Conscients que les femmes kényanes sont de loin les premières victimes de la microfinance et du microcrédit, et nous exprimons notre solidarité avec leurs luttes contre le microcrédit au Kenya.

  • Nous opposons à la dette dans toutes ses manifestations car elle pèse directement sur les Kényan.es ordinaires puisque le gouvernement est obligé de prélever d’énormes portions du budget de l’État pour la rembourser, ce qui entraîne des coupes budgétaires dans les secteurs publics qui bénéficient à la majorité des Kényan·es, comme les services de santé publique, l’eau, l’enseignement, la sécurité, l’emploi et les services sociaux.
  • Remarquons que le système dette promu par le FMI au Kenya entraîne un transfert massif de richesse de la population du pays à ses créanciers, tandis que les classes dominantes locales s’en attribuent un part.
  • Répétons que la dette publique est un instrument de domination servant à perpétuer la dépendance au marché et au secteur privé par opposition au secteur public financé par l’État, ce qui fait perdurer le néocolonialisme.
  • Décidons de poursuivre la lute contre le système capitaliste qui crée, perpétue et exacerbe les inégalités et renforce toutes les oppressions sociales, dont le patriarcat, le tribalisme, le racisme, l’ultranationalisme, le fondamentalisme religieux, la corruption, par l’exploitation où tant les citoyens kényans que les ressources naturelles sont des marchandises à valoriser au maximum pour le plus grand profit des institutions multinationales et de la classe dirigeante, ainsi que du Nord global, au détriment de la population kényane, du climat et de l’environnement.
  • Répétons que le système capitaliste n’utilise pas seulement la dette comme instrument de subjugation économique mais aussi à des fins de domination politique, car capitalisme et système dette sont inséparables.
  • Notons que le gouvernement kényan continue de puiser dans son budget national pour rembourser la dette, ce qui laisse très peu d’argent à consacrer aux secteurs sociaux tels que l’éducation, les soins de santé, l’eau, l’alimentation et d’autres secteurs de la sécurité sociale, obligeant les ménages kényans à se tourner vers l’emprunt privé, ce qui entraîne une augmentation de l’endettement des ménages, ceux-ci étant contraints d’emprunter pour accéder à des services que leurs États devraient leur fournir, mais qu’ils n’ont pas réussi à obtenir en raison de l’augmentation des dépenses liées au service de la dette.

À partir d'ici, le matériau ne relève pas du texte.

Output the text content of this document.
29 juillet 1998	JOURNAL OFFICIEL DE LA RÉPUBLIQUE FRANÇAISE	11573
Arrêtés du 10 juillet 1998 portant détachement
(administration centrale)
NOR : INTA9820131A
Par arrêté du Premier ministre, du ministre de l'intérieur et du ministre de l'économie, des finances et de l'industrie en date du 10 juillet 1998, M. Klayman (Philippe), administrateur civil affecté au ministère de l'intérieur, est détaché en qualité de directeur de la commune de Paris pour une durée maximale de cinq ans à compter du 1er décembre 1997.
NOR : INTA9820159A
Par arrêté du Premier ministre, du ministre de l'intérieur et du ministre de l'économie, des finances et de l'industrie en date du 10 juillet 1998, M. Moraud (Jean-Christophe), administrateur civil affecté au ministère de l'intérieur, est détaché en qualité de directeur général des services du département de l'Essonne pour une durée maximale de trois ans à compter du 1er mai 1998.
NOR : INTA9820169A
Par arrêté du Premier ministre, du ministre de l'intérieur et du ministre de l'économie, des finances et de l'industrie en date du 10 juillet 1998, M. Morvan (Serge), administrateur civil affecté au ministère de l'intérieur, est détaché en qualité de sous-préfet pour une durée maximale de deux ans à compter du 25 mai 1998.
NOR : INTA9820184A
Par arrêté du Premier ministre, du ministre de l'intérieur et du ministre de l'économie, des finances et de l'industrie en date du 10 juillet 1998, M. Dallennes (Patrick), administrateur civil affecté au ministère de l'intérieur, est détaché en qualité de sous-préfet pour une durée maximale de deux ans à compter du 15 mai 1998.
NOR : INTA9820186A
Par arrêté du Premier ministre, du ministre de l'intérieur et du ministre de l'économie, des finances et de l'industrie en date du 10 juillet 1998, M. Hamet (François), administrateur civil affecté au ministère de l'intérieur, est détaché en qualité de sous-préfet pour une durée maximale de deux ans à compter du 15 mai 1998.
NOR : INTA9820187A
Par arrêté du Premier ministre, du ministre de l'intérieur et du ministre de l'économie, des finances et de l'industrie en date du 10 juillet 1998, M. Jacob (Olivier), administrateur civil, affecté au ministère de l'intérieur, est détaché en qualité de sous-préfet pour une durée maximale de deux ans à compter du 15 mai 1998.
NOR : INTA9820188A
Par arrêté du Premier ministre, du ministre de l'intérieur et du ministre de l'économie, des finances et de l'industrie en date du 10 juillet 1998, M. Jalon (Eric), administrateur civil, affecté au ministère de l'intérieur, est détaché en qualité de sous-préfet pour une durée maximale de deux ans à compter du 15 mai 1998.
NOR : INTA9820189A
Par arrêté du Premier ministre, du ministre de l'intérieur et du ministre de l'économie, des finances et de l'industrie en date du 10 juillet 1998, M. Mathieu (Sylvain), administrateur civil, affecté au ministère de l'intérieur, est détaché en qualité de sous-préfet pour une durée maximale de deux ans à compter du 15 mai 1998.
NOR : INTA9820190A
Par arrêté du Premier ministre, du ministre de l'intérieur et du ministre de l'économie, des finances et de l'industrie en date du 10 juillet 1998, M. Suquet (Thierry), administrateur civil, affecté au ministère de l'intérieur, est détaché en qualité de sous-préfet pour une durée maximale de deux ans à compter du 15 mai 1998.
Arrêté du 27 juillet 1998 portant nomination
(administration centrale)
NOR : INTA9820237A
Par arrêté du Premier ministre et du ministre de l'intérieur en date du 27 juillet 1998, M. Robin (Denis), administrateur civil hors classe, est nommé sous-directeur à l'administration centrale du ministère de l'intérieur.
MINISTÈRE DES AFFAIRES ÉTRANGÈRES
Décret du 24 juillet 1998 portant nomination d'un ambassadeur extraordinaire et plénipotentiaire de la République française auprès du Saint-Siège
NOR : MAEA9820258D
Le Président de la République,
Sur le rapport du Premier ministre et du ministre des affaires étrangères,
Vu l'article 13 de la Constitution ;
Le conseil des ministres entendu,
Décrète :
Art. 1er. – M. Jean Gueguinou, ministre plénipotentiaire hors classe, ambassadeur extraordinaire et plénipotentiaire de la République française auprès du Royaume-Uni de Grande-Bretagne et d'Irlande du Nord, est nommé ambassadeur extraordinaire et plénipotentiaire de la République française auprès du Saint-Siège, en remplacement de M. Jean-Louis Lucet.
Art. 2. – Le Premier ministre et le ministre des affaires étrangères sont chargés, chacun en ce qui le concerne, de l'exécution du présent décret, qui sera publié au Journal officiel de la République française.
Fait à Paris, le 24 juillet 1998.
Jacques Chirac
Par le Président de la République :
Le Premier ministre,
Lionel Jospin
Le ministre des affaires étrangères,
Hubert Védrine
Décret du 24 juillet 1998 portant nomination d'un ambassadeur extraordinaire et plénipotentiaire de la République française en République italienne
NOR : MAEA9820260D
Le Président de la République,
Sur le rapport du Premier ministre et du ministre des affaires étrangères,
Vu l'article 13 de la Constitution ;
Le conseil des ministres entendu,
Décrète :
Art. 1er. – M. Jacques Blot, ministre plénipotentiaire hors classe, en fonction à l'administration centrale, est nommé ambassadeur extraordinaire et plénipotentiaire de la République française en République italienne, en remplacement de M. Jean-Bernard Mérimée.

  • Appelons à la constitution immédiate d’une Commission d’audit de la dette citoyenne afin d’établir à quoi sont affectées toutes les dettes kényanes, qui a décidé de les contracter au nom des Kényans, si le Kenya a reçu le montant total emprunté, qui les détient, qui a jusqu’à présent profité de la dette kényane, les taux d’intérêt de remboursement, quels intérêts ont été payés jusqu’à présent, quel est le montant de la dette kényane, la part du budget kényan utilisée pour le service de la dette kényane, les conditions des créanciers, la manière dont le Kenya finance le remboursement de la dette, et les effets sociaux, économiques, écologiques, de genre et régionaux des prêts ainsi que leur impact sur la vie des citoyen·nes kényan·es.
  • Demandons la transparence et la justification comptable de tous les projets financés par les prêteurs étrangers et les institutions financières internationales, y compris le FMI au Kenya, et demandons que tous ces projets soient soumis à un contrôle démocratique par le biais d’une participation publique.
  • Exhortons à trouver des solutions alternatives telles que des subventions, des prêts à taux zéro sans discrimination, des projets communautaires gérés socialement et collectivement par le biais de partenariats entre communautés, etc.
  • Appelons au développement de services publics gratuits et de qualité et à l’augmentation des fonds disponibles pour les dépenses sociales au Kenya.
  • Appelons enfin tous les citoyens kényans à s’unir dans la lutte contre le système illégal, illégitime et odieux de la dette et les accords de libre-échange qui humilient et exploitent le peuple, pillent et détruisent l’environnement, et poussent des populations entières vers la misère et le désespoir.

Le 24 juillet 2024, publié par le CADTM.